12. RFM分析¶

上图来源:Blast Analytics Marketing
RFM是一种用于分析客户价值的方法。它常用于数据库营销和直接营销,在零售业和专业服务业得到了特别的重视。更多详情可在维基百科上找到。 RFM_wikipedia .
RFM代表三个维度:
最近-客户最近购买了多少?即自上次购买以来的持续时间
频率——他们多久购买一次?即购买总数
货币价值——他们花了多少钱?即该客户花费的总金额
12.1. RFM分析方法¶
RFM分析包括三个主要步骤:
12.1.1. 1。为每个客户构建RFM特性矩阵¶
+----------+-------+---------+---------+
|CustomerID|Recency|Frequency| Monetary|
+----------+-------+---------+---------+
| 14911| 1| 248|132572.62|
| 12748| 0| 224| 29072.1|
| 17841| 1| 169| 40340.78|
| 14606| 1| 128| 11713.85|
| 15311| 0| 118| 59419.34|
+----------+-------+---------+---------+
only showing top 5 rows
12.1.2. 2。

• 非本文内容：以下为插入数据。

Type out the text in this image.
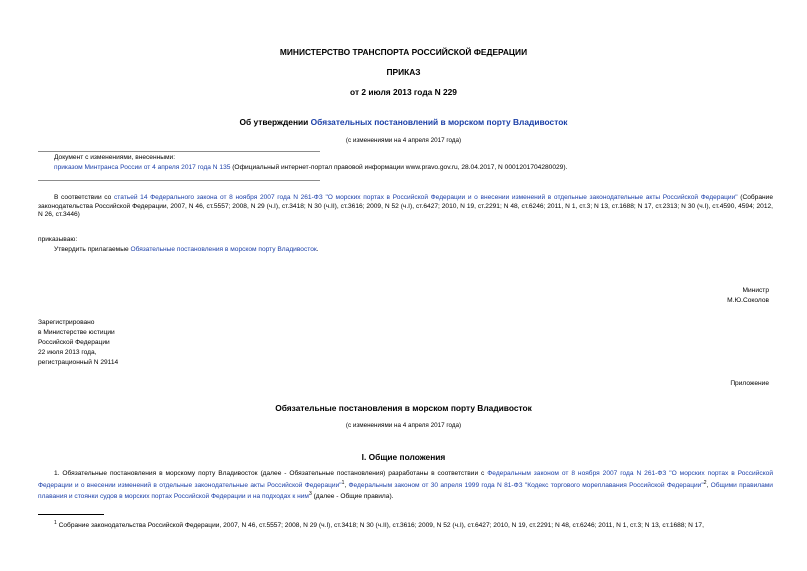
МИНИСТЕРСТВО ТРАНСПОРТА РОССИЙСКОЙ ФЕДЕРАЦИИ
ПРИКАЗ
от 2 июля 2013 года N 229
Об утверждении Обязательных постановлений в морском порту Владивосток
(с изменениями на 4 апреля 2017 года)
Документ с изменениями, внесенными:
приказом Минтранса России от 4 апреля 2017 года N 135 (Официальный интернет-портал правовой информации www.pravo.gov.ru, 28.04.2017, N 0001201704280029).
В соответствии со статьей 14 Федерального закона от 8 ноября 2007 года N 261-ФЗ "О морских портах в Российской Федерации и о внесении изменений в отдельные законодательные акты Российской Федерации" (Собрание законодательства Российской Федерации, 2007, N 46, ст.5557; 2008, N 29 (ч.I), ст.3418; N 30 (ч.II), ст.3616; 2009, N 52 (ч.I), ст.6427; 2010, N 19, ст.2291; N 48, ст.6246; 2011, N 1, ст.3; N 13, ст.1688; N 17, ст.2313; N 30 (ч.I), ст.4590, 4594; 2012, N 26, ст.3446)
приказываю:
Утвердить прилагаемые Обязательные постановления в морском порту Владивосток.
Министр
М.Ю.Соколов
Зарегистрировано
в Министерстве юстиции
Российской Федерации
22 июля 2013 года,
регистрационный N 29114
Приложение
Обязательные постановления в морском порту Владивосток
(с изменениями на 4 апреля 2017 года)
I. Общие положения
1. Обязательные постановления в морскому порту Владивосток (далее - Обязательные постановления) разработаны в соответствии с Федеральным законом от 8 ноября 2007 года N 261-ФЗ "О морских портах в Российской Федерации и о внесении изменений в отдельные законодательные акты Российской Федерации"$^1$, Федеральным законом от 30 апреля 1999 года N 81-ФЗ "Кодекс торгового мореплавания Российской Федерации"$^2$, Общими правилами плавания и стоянки судов в морских портах Российской Федерации и на подходах к ним$^3$ (далее - Общие правила).
$^1$ Собрание законодательства Российской Федерации, 2007, N 46, ст.5557; 2008, N 29 (ч.I), ст.3418; N 30 (ч.II), ст.3616; 2009, N 52 (ч.I), ст.6427; 2010, N 19, ст.2291; N 48, ст.6246; 2011, N 1, ст.3; N 13, ст.1688; N 17,
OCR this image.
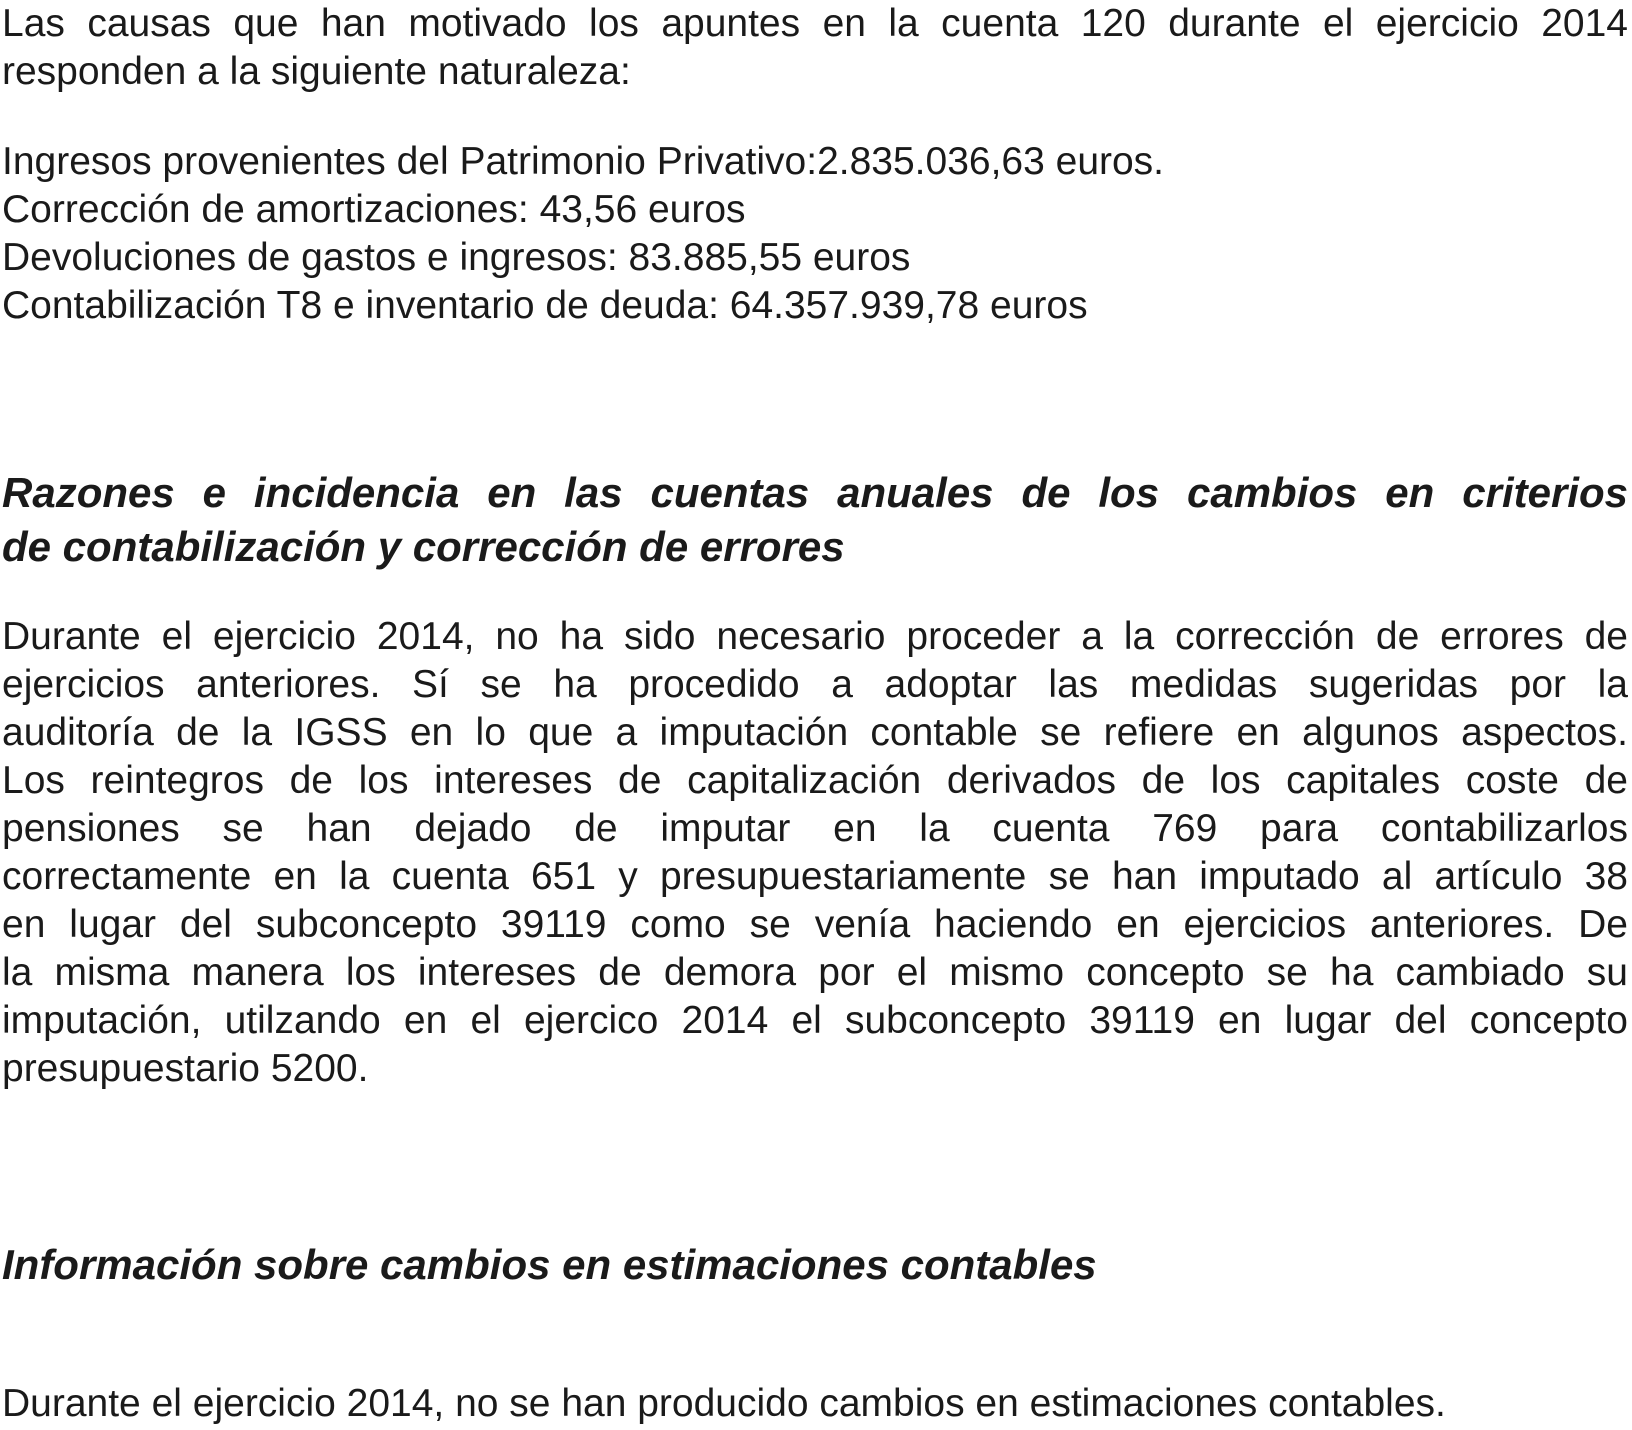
Las causas que han motivado los apuntes en la cuenta 120 durante el ejercicio 2014
responden a la siguiente naturaleza:

Ingresos provenientes del Patrimonio Privativo:2.835.036,63 euros.
Corrección de amortizaciones: 43,56 euros
Devoluciones de gastos e ingresos: 83.885,55 euros
Contabilización T8 e inventario de deuda: 64.357.939,78 euros
Razones e incidencia en las cuentas anuales de los cambios en criterios
de contabilización y corrección de errores

Durante el ejercicio 2014, no ha sido necesario proceder a la corrección de errores de
ejercicios anteriores. Sí se ha procedido a adoptar las medidas sugeridas por la
auditoría de la IGSS en lo que a imputación contable se refiere en algunos aspectos.
Los reintegros de los intereses de capitalización derivados de los capitales coste de
pensiones se han dejado de imputar en la cuenta 769 para contabilizarlos
correctamente en la cuenta 651 y presupuestariamente se han imputado al artículo 38
en lugar del subconcepto 39119 como se venía haciendo en ejercicios anteriores. De
la misma manera los intereses de demora por el mismo concepto se ha cambiado su
imputación, utilzando en el ejercico 2014 el subconcepto 39119 en lugar del concepto
presupuestario 5200.

Información sobre cambios en estimaciones contables

Durante el ejercicio 2014, no se han producido cambios en estimaciones contables.
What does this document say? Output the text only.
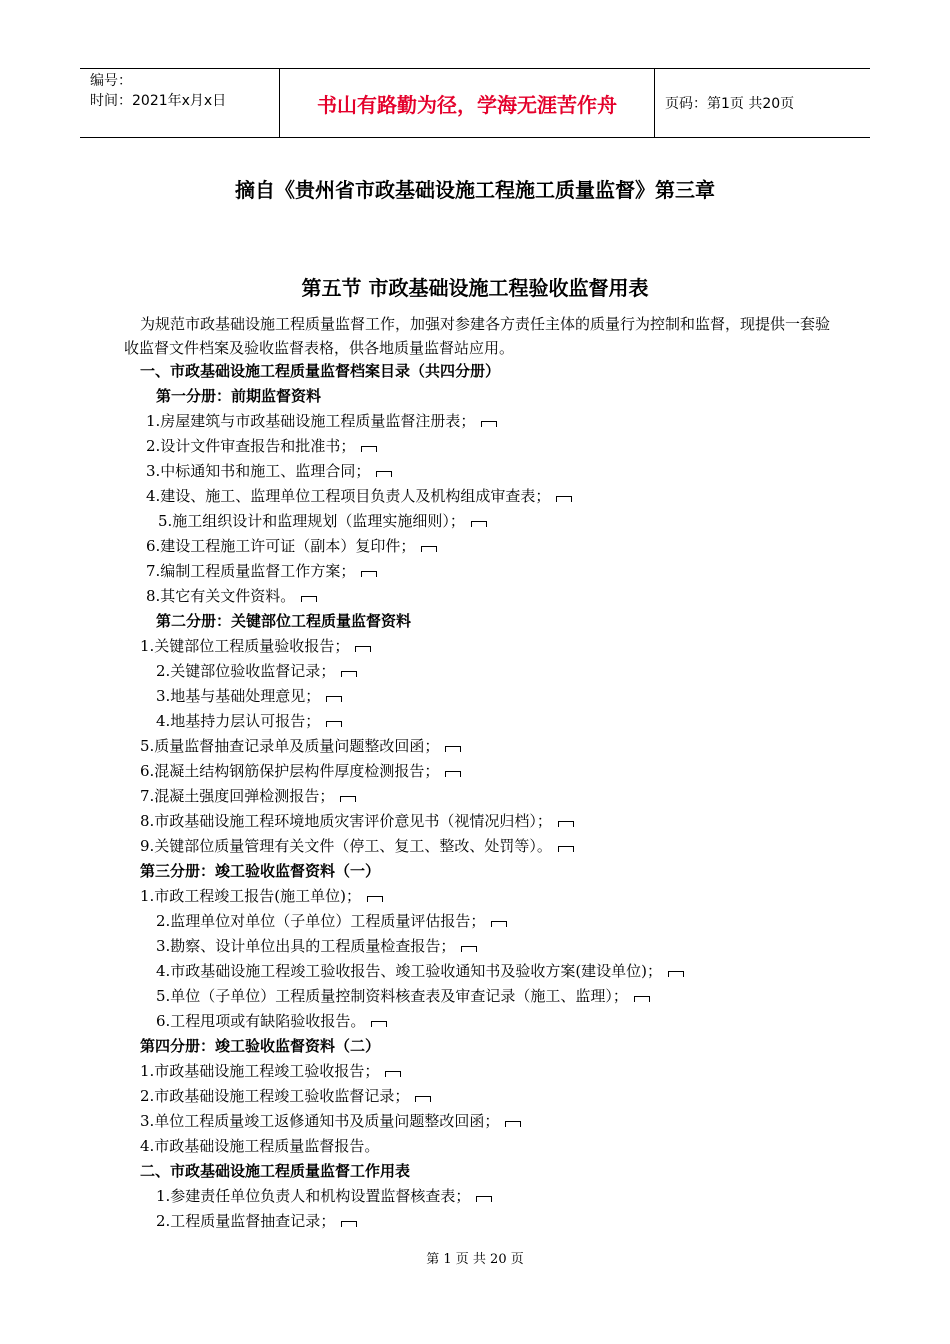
编号：
时间：2021年x月x日	书山有路勤为径，学海无涯苦作舟	页码：第1页 共20页
摘自《贵州省市政基础设施工程施工质量监督》第三章
第五节 市政基础设施工程验收监督用表
为规范市政基础设施工程质量监督工作，加强对参建各方责任主体的质量行为控制和监督，现提供一套验收监督文件档案及验收监督表格，供各地质量监督站应用。
一、市政基础设施工程质量监督档案目录（共四分册）
第一分册：前期监督资料
1.房屋建筑与市政基础设施工程质量监督注册表；
2.设计文件审查报告和批准书；
3.中标通知书和施工、监理合同；
4.建设、施工、监理单位工程项目负责人及机构组成审查表；
5.施工组织设计和监理规划（监理实施细则）；
6.建设工程施工许可证（副本）复印件；
7.编制工程质量监督工作方案；
8.其它有关文件资料。
第二分册：关键部位工程质量监督资料
1.关键部位工程质量验收报告；
2.关键部位验收监督记录；
3.地基与基础处理意见；
4.地基持力层认可报告；
5.质量监督抽查记录单及质量问题整改回函；
6.混凝土结构钢筋保护层构件厚度检测报告；
7.混凝土强度回弹检测报告；
8.市政基础设施工程环境地质灾害评价意见书（视情况归档）；
9.关键部位质量管理有关文件（停工、复工、整改、处罚等）。
第三分册：竣工验收监督资料（一）
1.市政工程竣工报告(施工单位)；
2.监理单位对单位（子单位）工程质量评估报告；
3.勘察、设计单位出具的工程质量检查报告；
4.市政基础设施工程竣工验收报告、竣工验收通知书及验收方案(建设单位)；
5.单位（子单位）工程质量控制资料核查表及审查记录（施工、监理）；
6.工程甩项或有缺陷验收报告。
第四分册：竣工验收监督资料（二）
1.市政基础设施工程竣工验收报告；
2.市政基础设施工程竣工验收监督记录；
3.单位工程质量竣工返修通知书及质量问题整改回函；
4.市政基础设施工程质量监督报告。
二、市政基础设施工程质量监督工作用表
1.参建责任单位负责人和机构设置监督核查表；
2.工程质量监督抽查记录；
第 1 页 共 20 页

确定每个特征的切割点¶
+----------+-------+---------+--------+-----+-----+-----+
|CustomerID|Recency|Frequency|Monetary|r_seg|f_seg|m_seg|
+----------+-------+---------+--------+-----+-----+-----+
| 17420| 50| 3| 598.83| 2| 3| 2|
| 16861| 59| 3| 151.65| 3| 3| 1|
| 16503| 106| 5| 1421.43| 3| 2| 3|
| 15727| 16| 7| 5178.96| 1| 1| 4|
| 17389| 0| 43|31300.08| 1| 1| 4|
+----------+-------+---------+--------+-----+-----+-----+
only showing top 5 rows
12.1.3. 三。确定RFM得分并汇总相应的业务价值¶
+----------+-------+---------+--------+-----+-----+-----+--------+
|CustomerID|Recency|Frequency|Monetary|r_seg|f_seg|m_seg|RFMScore|
+----------+-------+---------+--------+-----+-----+-----+--------+
| 17988| 11| 8| 191.17| 1| 1| 1| 111|
| 16892| 1| 7| 496.84| 1| 1| 2| 112|
| 16668| 15| 6| 306.72| 1| 1| 2| 112|
| 16554| 3| 7| 641.55| 1| 1| 2| 112|
| 16500| 4| 6| 400.86| 1| 1| 2| 112|
+----------+-------+---------+--------+-----+-----+-----+--------+
only showing top 5 rows
相应的业务描述和营销价值:

资料来源:BLAST分析营销¶
12.2. 演示¶
Jupyter notebook可从 Data Exploration .
数据可以从下载 German Credit .
12.2.1. 加载和清理数据¶
设置Spark上下文和SparkSession
from pyspark.sql import SparkSession
spark = SparkSession \
.builder \
.appName("Python Spark RFM example") \
.config("spark.some.config.option", "some-value") \
.getOrCreate()
负载数据集
df_raw = spark.read.format('com.databricks.spark.csv').\
options(header='true', \
inferschema='true').\
load("Online Retail.csv",header=True);
检查数据集
df_raw.show(5)
df_raw.printSchema()
然后你会得到
+---------+---------+--------------------+--------+------------+---------+----------+--------------+
|InvoiceNo|StockCode| Description|Quantity| InvoiceDate|UnitPrice|CustomerID| Country|
+---------+---------+--------------------+--------+------------+---------+----------+--------------+
| 536365| 85123A|WHITE HANGING HEA...| 6|12/1/10 8:26| 2.55| 17850|United Kingdom|
| 536365| 71053| WHITE METAL LANTERN| 6|12/1/10 8:26| 3.39| 17850|United Kingdom|
| 536365| 84406B|CREAM CUPID HEART...| 8|12/1/10 8:26| 2.75| 17850|United Kingdom|
| 536365| 84029G|KNITTED UNION FLA...| 6|12/1/10 8:26| 3.39| 17850|United Kingdom|
| 536365| 84029E|RED WOOLLY HOTTIE...| 6|12/1/10 8:26| 3.39| 17850|United Kingdom|
+---------+---------+--------------------+--------+------------+---------+----------+--------------+
only showing top 5 rows
root
|-- InvoiceNo: string (nullable = true)
|-- StockCode: string (nullable = true)
|-- Description: string (nullable = true)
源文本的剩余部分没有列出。